In July 2013, the UK Government launched a call for evidence on the effectiveness of whistleblowing legislation. The response was issued in June 2014 and whilst there were no proposals to implement radical reforms to whistleblowing legislation there was an acknowledgement of the need for cultural change. However, the Government was against the idea of financial incentivisation for whistleblowers from the outset, citing lack of evidence of its effectiveness, alongside the fact that the majority of respondents to the call had agreed that it was not appropriate for the UK framework.

This rejection was affirmed by the Financial Conduct Authority (FCA) and the Bank of England’s Prudential Regulation Authority (PRA) in July 2014. The FCA and PRA undertook research in collaboration with SEC, the Commodities Futures Trading Commission (CFTC) and various other organisations that dealt with, represented, or were affected by, whistleblowers. They concluded that there was no empirical evidence to suggest that financial incentives lead to an increase in the number or quality of disclosures received by the regulators.

The UK approach

At present, the UK attitude remains that the promotion of cultural changes and improved support networks for whistleblowers is a more effective approach than the introduction of financial incentives, which would only be applicable in a very small number of cases. The Government wants the process to remain a principled one where public interest, rather than financial gain, is the foremost motivation. While the door to incentives has been left open for specific cases, such as those dealt with under the Governments Serious and Organised Crime Strategy, the overall view is that incentives proportionate to fines could cause further issues as it may encourage potential whistleblowers to delay disclosure as a problem grows in the hopes of securing a larger eventual fine.


Is the Government’s strategy working?

The FCA took over as the UK financial services regulator on 1 April 2013 and since then, the number of whistleblowing disclosures has increased significantly. FCA data shows an increase over the 2012 figure of 68% and 144% in 2013 and 2014 respectively.

Looking forwards, we can expect more measures protecting whistleblowers and encouraging companies to work with regulators to increase transparency and uncover harmful practices. In February 2015, the FCA and PRA published a consultation paper which focused on the strengthening of firm’s internal structures and aimed to encourage employees to raise concerns and protect whistleblowers from victimisation.
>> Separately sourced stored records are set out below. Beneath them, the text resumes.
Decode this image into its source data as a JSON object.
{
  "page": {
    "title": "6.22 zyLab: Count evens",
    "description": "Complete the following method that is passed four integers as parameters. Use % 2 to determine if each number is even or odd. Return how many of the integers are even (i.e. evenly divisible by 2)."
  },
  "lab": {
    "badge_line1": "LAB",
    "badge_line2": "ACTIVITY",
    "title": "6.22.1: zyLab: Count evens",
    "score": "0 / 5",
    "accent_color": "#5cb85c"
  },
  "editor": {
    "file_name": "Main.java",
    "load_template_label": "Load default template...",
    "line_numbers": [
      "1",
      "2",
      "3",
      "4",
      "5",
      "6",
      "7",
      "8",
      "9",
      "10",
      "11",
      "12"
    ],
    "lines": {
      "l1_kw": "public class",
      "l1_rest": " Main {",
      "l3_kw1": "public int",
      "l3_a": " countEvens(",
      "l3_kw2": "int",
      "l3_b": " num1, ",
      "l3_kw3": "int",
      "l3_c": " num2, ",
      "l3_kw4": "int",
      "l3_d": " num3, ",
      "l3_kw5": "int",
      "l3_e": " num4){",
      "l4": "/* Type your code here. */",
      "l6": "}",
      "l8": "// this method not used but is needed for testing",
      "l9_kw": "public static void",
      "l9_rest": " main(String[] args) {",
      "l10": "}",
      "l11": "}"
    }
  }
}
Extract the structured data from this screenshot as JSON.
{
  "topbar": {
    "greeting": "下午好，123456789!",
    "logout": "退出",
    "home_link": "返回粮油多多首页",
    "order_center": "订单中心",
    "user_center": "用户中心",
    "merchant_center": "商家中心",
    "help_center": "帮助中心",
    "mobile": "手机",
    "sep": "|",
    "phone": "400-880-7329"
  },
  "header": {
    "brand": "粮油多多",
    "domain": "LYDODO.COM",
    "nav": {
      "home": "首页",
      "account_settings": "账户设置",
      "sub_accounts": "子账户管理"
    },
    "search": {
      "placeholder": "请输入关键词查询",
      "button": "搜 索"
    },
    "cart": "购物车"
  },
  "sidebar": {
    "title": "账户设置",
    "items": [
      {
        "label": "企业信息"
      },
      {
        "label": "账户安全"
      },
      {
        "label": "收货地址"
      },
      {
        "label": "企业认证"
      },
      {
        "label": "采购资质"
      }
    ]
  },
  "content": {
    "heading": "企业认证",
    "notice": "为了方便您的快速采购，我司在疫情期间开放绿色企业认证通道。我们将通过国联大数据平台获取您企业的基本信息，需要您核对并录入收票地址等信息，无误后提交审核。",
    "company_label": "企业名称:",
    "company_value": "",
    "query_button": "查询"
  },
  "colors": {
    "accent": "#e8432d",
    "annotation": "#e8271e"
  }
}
One of the most noteworthy proposals is to introduce whistleblowers’ champions, a senior manager who would be responsible for overseeing the effectiveness of internal whistleblowing arrangements and ensuring that appropriate protections are in place to prevent whistleblower retaliation. The individual would be responsible for preparing an annual report to the board which could also be reviewed by the FCA or PRA. The FCA have made it clear that anti-retaliation is a responsibility of the board, which means that if the whistleblower is dealt with unfairly both the company and the senior manager could face regulatory scrutiny. The overall intention is that this will help to catch misconduct at an earlier stage and therefore manage risks more efficiently from the outset.

The framework will apply to UK banks, building societies and credit unions with assets greater than £25m and PRA designated investment firms and insurers. With requirements to provide independent controls assurance and track what happens to whistleblowers the responsibilities in relation to whistleblower protection will be placed solely on the company. The proposals show another step towards strengthening company culture by ensuring avenues for reporting issues are open and well protected.

The consultation period closed on 22 May 2015 and while no date has been provided for final rules or their implementation companies should now begin to consider the challenges the reforms will bring. Companies will have to think about the scale and extent of their whistleblowing procedures which will inevitably require significant investment in time and resources.